Several states have experimented with mobile driver’s licenses (mDLs), but there are many considerations to address before the technology can be used at airport security checkpoints and more widely adopted, according to the Department of Homeland Security.
To ensure that the process is secure and interoperable, DHS described how its Science and Technology Directorate (S&T), the National Institute of Standards and Technology and the Transportation Security Administration are working to develop an mDL framework that has security, privacy and authentication features that will work for DHS use cases.
Three groups are involved in the issuance and use of mDLs: state licensing agencies, the end users and the government agency or business that requires photo IDs to verify identities.
That means mDLs require an ecosystem that includes users, their phones, the authenticated digital ID, reader devices, cyber infrastructure, privacy standards and secure data transfer. In the absence of physical security measures, these components will support the provisioning, issuance, acceptance, updating and authentication of mDLs, officials said.
The federal agencies are working with state governments and non-governmental organizations to conduct industry studies on the integrity and trustworthiness of digital identities, with the goal of making mDLs more widely accepted.
As part of the interoperability testing, NIST will develop standards for authentication, cross-functional readers and the other technology that will support implementation of mDLs. Once a solution has been determined, S&T will examine how state-issued mDLs will work on different mobile device platforms and whether these digital IDs will be interoperable on the various reader systems that could be adopted by DHS.
TSA, for its part, is developing a system to authenticate mDLs using a public key infrastructure framework – a set of roles, policies, hardware, software and procedures that govern the creation, management, distribution, usage, storage and revocation of digital certificates and management of public-key encryption – at its security checkpoints, according to DHS.
This model will ensure that TSA receives public keys from issuing authorities before confirming the legitimacy of an mDL, TSA Identity Management Capability Manager Jason Lim said. The implementation of a centralized PKI is one of the biggest challenges governments face in the widespread acceptance of mDLs, he added.

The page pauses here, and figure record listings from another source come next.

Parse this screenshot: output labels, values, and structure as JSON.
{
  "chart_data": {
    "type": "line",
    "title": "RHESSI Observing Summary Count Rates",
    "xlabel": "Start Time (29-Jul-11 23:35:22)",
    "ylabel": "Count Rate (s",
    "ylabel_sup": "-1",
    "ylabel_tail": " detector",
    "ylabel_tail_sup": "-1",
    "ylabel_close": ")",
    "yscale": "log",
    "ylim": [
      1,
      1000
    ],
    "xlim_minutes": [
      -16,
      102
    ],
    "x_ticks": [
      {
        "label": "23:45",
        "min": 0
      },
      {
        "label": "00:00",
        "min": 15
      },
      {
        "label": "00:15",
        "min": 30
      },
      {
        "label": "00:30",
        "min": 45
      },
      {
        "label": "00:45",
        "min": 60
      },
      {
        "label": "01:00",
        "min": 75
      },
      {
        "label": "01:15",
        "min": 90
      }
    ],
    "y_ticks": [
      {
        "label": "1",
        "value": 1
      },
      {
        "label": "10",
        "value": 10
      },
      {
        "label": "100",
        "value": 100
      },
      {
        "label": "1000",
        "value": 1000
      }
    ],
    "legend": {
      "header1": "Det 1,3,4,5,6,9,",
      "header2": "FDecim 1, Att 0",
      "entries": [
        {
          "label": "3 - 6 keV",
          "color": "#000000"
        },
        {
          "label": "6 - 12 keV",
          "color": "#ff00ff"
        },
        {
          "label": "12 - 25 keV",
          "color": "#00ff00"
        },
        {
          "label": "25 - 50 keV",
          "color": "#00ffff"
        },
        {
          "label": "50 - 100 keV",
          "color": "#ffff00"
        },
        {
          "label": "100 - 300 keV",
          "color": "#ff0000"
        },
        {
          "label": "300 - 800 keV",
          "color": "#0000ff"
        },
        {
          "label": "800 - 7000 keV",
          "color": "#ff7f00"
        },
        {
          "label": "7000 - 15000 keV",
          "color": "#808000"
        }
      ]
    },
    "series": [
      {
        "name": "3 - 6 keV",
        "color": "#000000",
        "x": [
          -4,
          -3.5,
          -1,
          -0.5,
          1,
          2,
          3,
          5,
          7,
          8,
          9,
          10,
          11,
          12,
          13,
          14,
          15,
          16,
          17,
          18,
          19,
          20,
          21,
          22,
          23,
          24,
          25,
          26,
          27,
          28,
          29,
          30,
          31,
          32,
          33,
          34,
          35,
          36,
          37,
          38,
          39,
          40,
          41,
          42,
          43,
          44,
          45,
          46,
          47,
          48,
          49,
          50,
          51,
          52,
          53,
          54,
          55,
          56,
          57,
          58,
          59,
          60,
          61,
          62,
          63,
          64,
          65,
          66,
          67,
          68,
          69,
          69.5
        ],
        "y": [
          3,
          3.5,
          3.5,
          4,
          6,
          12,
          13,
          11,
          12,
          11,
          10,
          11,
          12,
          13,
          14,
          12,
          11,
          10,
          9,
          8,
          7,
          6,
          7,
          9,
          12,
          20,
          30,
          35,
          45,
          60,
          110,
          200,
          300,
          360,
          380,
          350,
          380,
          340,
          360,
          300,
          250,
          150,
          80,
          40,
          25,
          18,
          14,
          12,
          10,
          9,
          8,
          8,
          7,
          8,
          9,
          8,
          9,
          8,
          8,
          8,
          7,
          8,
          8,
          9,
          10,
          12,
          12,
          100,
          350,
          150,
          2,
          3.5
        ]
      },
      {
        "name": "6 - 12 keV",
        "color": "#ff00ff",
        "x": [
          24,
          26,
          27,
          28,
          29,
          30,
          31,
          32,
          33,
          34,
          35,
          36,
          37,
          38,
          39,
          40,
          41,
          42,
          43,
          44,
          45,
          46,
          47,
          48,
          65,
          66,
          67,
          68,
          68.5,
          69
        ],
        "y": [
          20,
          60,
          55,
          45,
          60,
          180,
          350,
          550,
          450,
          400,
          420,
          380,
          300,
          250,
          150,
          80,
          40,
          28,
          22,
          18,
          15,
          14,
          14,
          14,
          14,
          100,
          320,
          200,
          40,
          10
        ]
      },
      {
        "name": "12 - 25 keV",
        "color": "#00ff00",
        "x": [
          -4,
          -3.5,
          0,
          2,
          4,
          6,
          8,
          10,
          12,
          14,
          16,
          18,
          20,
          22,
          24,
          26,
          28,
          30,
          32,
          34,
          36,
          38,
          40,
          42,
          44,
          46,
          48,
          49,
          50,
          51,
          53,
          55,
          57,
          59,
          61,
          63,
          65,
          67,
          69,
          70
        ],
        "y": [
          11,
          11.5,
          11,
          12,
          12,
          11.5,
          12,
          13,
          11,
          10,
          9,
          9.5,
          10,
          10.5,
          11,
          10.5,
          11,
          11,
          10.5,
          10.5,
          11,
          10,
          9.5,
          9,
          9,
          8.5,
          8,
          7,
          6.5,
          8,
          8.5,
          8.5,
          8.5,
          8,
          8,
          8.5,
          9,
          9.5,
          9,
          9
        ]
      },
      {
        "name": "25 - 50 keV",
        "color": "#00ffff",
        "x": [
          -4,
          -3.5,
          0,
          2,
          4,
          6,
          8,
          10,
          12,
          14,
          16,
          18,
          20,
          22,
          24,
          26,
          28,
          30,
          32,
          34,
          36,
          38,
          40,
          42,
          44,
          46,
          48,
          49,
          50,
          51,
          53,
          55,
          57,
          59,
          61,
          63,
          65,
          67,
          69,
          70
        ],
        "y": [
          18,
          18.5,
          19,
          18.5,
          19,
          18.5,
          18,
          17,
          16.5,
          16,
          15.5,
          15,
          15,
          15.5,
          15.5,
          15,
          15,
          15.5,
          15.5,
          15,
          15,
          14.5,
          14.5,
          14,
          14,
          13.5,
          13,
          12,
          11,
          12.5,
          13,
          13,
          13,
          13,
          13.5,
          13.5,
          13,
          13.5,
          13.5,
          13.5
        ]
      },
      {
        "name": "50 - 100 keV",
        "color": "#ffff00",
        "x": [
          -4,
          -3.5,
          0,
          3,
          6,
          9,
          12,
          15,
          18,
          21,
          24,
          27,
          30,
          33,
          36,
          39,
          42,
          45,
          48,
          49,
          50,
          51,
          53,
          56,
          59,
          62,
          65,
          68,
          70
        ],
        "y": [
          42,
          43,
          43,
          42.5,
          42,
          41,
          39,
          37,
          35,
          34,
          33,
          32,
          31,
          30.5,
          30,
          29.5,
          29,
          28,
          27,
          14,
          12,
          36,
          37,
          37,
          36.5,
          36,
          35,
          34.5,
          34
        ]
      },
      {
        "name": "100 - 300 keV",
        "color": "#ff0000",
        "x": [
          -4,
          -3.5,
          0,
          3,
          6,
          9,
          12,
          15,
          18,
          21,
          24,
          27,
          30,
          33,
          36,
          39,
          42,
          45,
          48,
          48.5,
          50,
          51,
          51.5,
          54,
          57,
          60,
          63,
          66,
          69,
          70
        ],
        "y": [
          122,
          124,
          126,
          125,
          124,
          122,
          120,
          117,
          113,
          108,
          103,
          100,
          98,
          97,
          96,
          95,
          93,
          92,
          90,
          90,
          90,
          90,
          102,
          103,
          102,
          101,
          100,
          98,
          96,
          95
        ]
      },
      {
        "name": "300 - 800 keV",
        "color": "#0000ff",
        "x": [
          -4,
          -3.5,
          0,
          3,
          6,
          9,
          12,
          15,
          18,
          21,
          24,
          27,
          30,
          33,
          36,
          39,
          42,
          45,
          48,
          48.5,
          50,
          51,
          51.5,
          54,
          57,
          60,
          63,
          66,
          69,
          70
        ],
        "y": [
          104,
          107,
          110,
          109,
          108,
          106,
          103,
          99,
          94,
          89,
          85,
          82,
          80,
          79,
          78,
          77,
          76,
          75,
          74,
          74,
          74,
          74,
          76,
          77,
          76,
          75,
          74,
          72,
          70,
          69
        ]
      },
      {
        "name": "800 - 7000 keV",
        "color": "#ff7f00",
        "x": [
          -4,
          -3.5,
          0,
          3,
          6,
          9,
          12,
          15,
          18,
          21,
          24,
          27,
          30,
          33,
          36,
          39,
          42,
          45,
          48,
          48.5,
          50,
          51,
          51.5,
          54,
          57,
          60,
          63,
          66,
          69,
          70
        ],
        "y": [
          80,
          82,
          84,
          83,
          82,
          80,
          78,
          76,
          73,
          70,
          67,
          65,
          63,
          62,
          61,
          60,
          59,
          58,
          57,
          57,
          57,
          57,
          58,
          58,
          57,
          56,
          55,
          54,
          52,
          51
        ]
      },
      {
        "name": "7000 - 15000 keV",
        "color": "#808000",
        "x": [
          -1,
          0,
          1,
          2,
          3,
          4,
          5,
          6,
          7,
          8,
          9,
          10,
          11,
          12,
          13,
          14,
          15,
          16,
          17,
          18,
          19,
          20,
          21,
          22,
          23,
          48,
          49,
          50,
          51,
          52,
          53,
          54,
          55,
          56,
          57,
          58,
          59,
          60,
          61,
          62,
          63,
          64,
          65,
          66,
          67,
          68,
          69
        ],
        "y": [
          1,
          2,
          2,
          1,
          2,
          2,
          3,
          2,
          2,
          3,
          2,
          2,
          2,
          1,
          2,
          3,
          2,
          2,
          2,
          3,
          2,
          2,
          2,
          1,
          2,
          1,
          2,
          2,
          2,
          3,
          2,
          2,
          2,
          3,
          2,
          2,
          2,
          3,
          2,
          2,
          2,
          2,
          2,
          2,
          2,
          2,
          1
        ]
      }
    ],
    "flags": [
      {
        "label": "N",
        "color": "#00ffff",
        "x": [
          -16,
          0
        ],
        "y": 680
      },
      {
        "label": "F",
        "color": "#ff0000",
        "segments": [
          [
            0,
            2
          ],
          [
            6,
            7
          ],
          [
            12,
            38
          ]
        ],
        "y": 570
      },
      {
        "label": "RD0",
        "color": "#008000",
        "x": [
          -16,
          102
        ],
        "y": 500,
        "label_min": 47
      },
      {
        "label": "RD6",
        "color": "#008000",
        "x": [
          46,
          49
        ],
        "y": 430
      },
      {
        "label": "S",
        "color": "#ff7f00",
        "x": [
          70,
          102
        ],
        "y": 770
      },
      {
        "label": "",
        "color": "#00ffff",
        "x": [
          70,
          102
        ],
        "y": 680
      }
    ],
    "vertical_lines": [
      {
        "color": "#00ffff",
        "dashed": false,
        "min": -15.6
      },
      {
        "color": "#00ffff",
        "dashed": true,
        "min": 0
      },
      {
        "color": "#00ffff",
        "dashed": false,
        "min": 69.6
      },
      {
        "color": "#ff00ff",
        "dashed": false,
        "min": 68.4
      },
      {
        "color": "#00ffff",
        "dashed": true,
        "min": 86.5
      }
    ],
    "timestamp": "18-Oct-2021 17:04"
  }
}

“S&T is looking at criteria, processes, and tests that will help DHS and its components assess if a specific mDL implementation is trustworthy and interoperable,” said Arun Vemury, director of S&T’s Biometric and Identity Technology Center. “This determination will help DHS components decide whether they want to adopt an mDL solution as part of their existing operations or even new operations.”
Digital identification at TSA checkpoints is relatively new. In September 2021, several states announced that they would allow residents with iPhones to add an mDL to their Apple Wallet app that they eventually could use at TSA checkpoints. On March 23, Phoenix Sky Harbor International Airport became the first site to roll out use of mDLs in a Wallet app for ID verification at TSA checkpoints. About a dozen other states and territories are expected to follow suit.
“The focus of this joint project is to build an ecosystem to implement mDLs,” Vemury said. “Once this project is completed, we believe we will create a digital identity ecosystem that replicates and potentially improves upon today’s physical ID system.”